From the 2026 budget audit
13 billion forints for recreation: who chose those hobbies?
13,086 millió Ft for recreation programmes, leisure infrastructure, and a national angling-tourism network — activities already served by a thick voluntary market.
Roughly 3,272 Ft per taxpayer per year — 13,086 millió Ft total, split across recreation programmes, leisure infrastructure, and a 2,000 millió Ft angling-tourism network.
What you see — and what you don't
The seen: cycling paths, recreation programmes, and fishing infrastructure funded at public expense. The unseen: the taxpayer who does not fish, does not cycle recreationally, and has no connection to angling-tourism — but whose 3,272 Ft funds it, alongside the person who does and who already pays voluntarily for the activity.
Objection
"But recreation and outdoor activity are public health goods — reducing sedentary behaviour saves the health system money, making this a worthwhile investment."
Answer
If outdoor recreation has health returns, those returns accrue to the individuals who pursue it — and they already pay voluntarily for equipment, licences, and trips.
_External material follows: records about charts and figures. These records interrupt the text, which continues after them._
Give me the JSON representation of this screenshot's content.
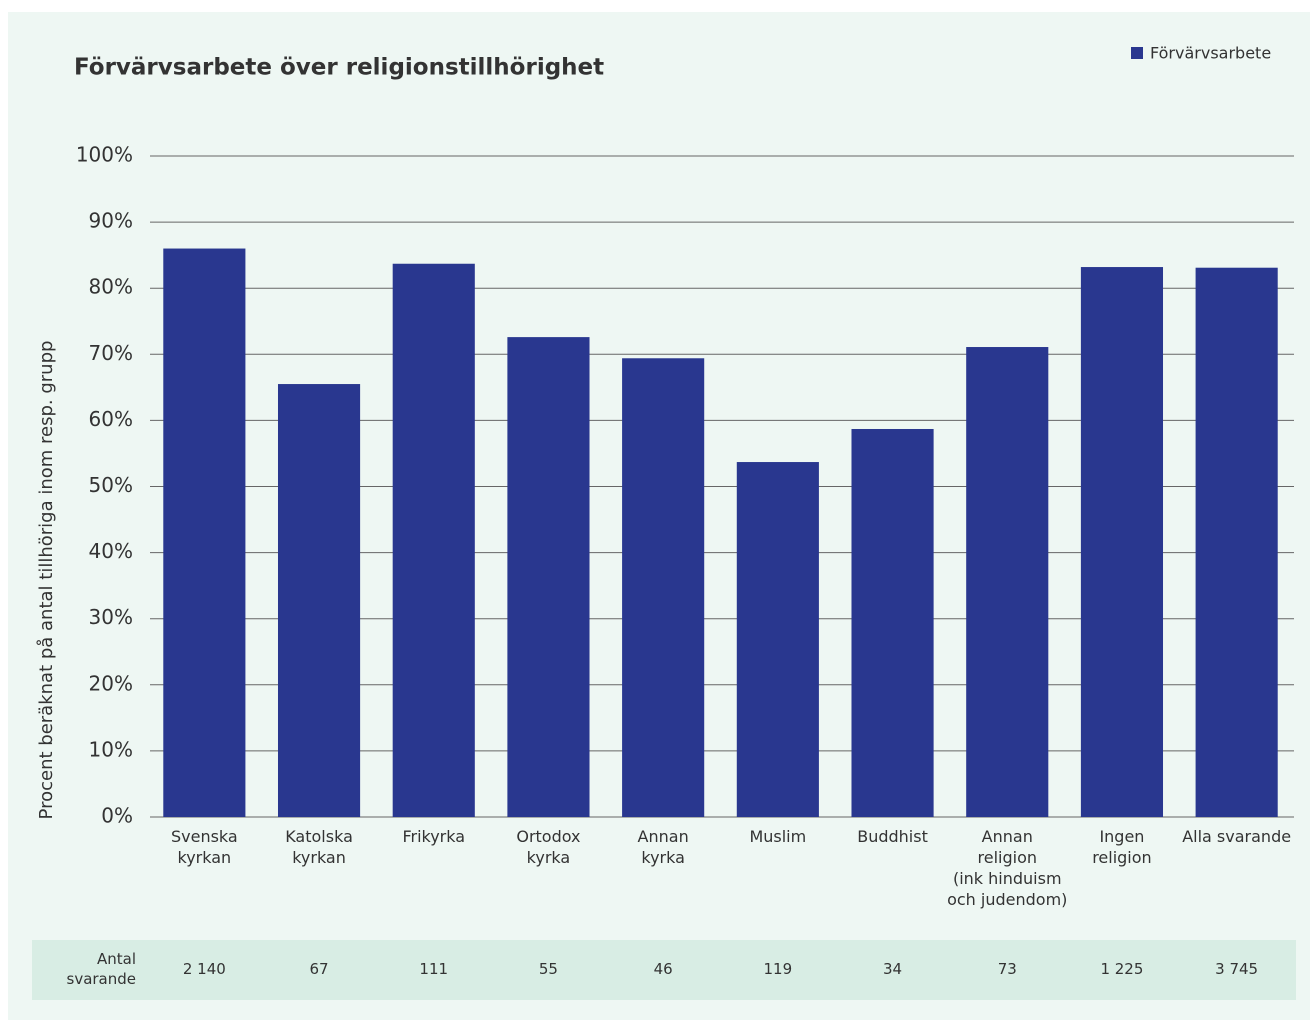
{
  "chart_data": {
    "type": "bar",
    "title": "Förvärvsarbete över religionstillhörighet",
    "ylabel": "Procent beräknat på antal tillhöriga inom resp. grupp",
    "categories": [
      "Svenska\nkyrkan",
      "Katolska\nkyrkan",
      "Frikyrka",
      "Ortodox\nkyrka",
      "Annan\nkyrka",
      "Muslim",
      "Buddhist",
      "Annan\nreligion\n(ink hinduism\noch judendom)",
      "Ingen\nreligion",
      "Alla svarande"
    ],
    "series": [
      {
        "name": "Förvärvsarbete",
        "color": "#29378f",
        "values": [
          86,
          65.5,
          83.7,
          72.6,
          69.4,
          53.7,
          58.7,
          71.1,
          83.2,
          83.1
        ]
      }
    ],
    "ylim": [
      0,
      100
    ],
    "yticks": [
      {
        "value": 0,
        "label": "0%"
      },
      {
        "value": 10,
        "label": "10%"
      },
      {
        "value": 20,
        "label": "20%"
      },
      {
        "value": 30,
        "label": "30%"
      },
      {
        "value": 40,
        "label": "40%"
      },
      {
        "value": 50,
        "label": "50%"
      },
      {
        "value": 60,
        "label": "60%"
      },
      {
        "value": 70,
        "label": "70%"
      },
      {
        "value": 80,
        "label": "80%"
      },
      {
        "value": 90,
        "label": "90%"
      },
      {
        "value": 100,
        "label": "100%"
      }
    ],
    "grid": true,
    "legend": "top-right",
    "table": {
      "label": "Antal\nsvarande",
      "values": [
        "2 140",
        "67",
        "111",
        "55",
        "46",
        "119",
        "34",
        "73",
        "1 225",
        "3 745"
      ]
    }
  }
}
A 13 billion forint state programme is not the marginal intervention that turns a sedentary person into a cyclist; it redirects capital from market-selected investment to politically-selected leisure.
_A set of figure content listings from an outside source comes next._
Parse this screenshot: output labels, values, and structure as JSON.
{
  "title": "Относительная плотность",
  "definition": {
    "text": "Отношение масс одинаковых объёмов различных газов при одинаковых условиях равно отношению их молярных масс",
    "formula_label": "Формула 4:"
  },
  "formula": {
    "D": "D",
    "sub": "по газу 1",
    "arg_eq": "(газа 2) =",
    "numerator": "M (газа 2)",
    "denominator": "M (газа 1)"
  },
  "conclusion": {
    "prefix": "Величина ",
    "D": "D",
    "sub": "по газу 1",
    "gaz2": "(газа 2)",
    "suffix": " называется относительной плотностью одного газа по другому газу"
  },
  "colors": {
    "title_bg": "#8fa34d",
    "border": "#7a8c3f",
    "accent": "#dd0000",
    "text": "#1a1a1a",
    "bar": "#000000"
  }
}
Share if you think funding angling networks and recreation programmes should not be a national budget decision.
The analyst's verdict
Active Recreation and Health-Preservation Tasks, Programmes, and Investments
Rationale
This block of 13,086.3 millió Ft funds active-recreation programmes, recreation-infrastructure construction, and a national angling-tourism network programme. It is a discretionary state allocation toward leisure, recreation, and tourism — activities that citizens choose, pay for, and value through voluntary spending in a thick existing market. People who fish buy fishing equipment, licences, and trips from private suppliers; people who cycle, hike, and take active holidays do so through a deep voluntary market of operators, retailers, and clubs. There is no rights-protection function here, no constitutional precondition, no protective response to irreversible involuntary harm. A 5,000.0 millió Ft capital line for recreation infrastructure and a 1,800.0 millió Ft capital line for an angling-tourism network redirect saving from market-selected investment to politically-selected leisure projects — the same opportunity-cost argument that applies to the Területfejlesztési Alap, here without even the regional-development rationale. Unlike the staffed state company analysed above, these are programme and infrastructure appropriations, not the payroll of a body of employees with reliance claims. Programme spending stops when it is no longer appropriated; in-flight construction contracts are honoured by contract run-off, which is a matter of months, not a continuing budget line. There is no protected party of the kind that converts an Immediate Cut into a Phase-Out. The block is eliminated in the first budget cycle.
Transition mechanism
Eliminate in the first budget cycle. In-flight construction and programme contracts run to their contractual break points; no new commitments are authorised. Recreation and angling activity continues in the voluntary market that already serves it.
Affected groups
Contractors with in-flight infrastructure contracts, honoured through run-off; recreation and angling participants, who continue to use the voluntary market. No employee payroll and no citizen's life plan is tied to the continuation of these programme lines.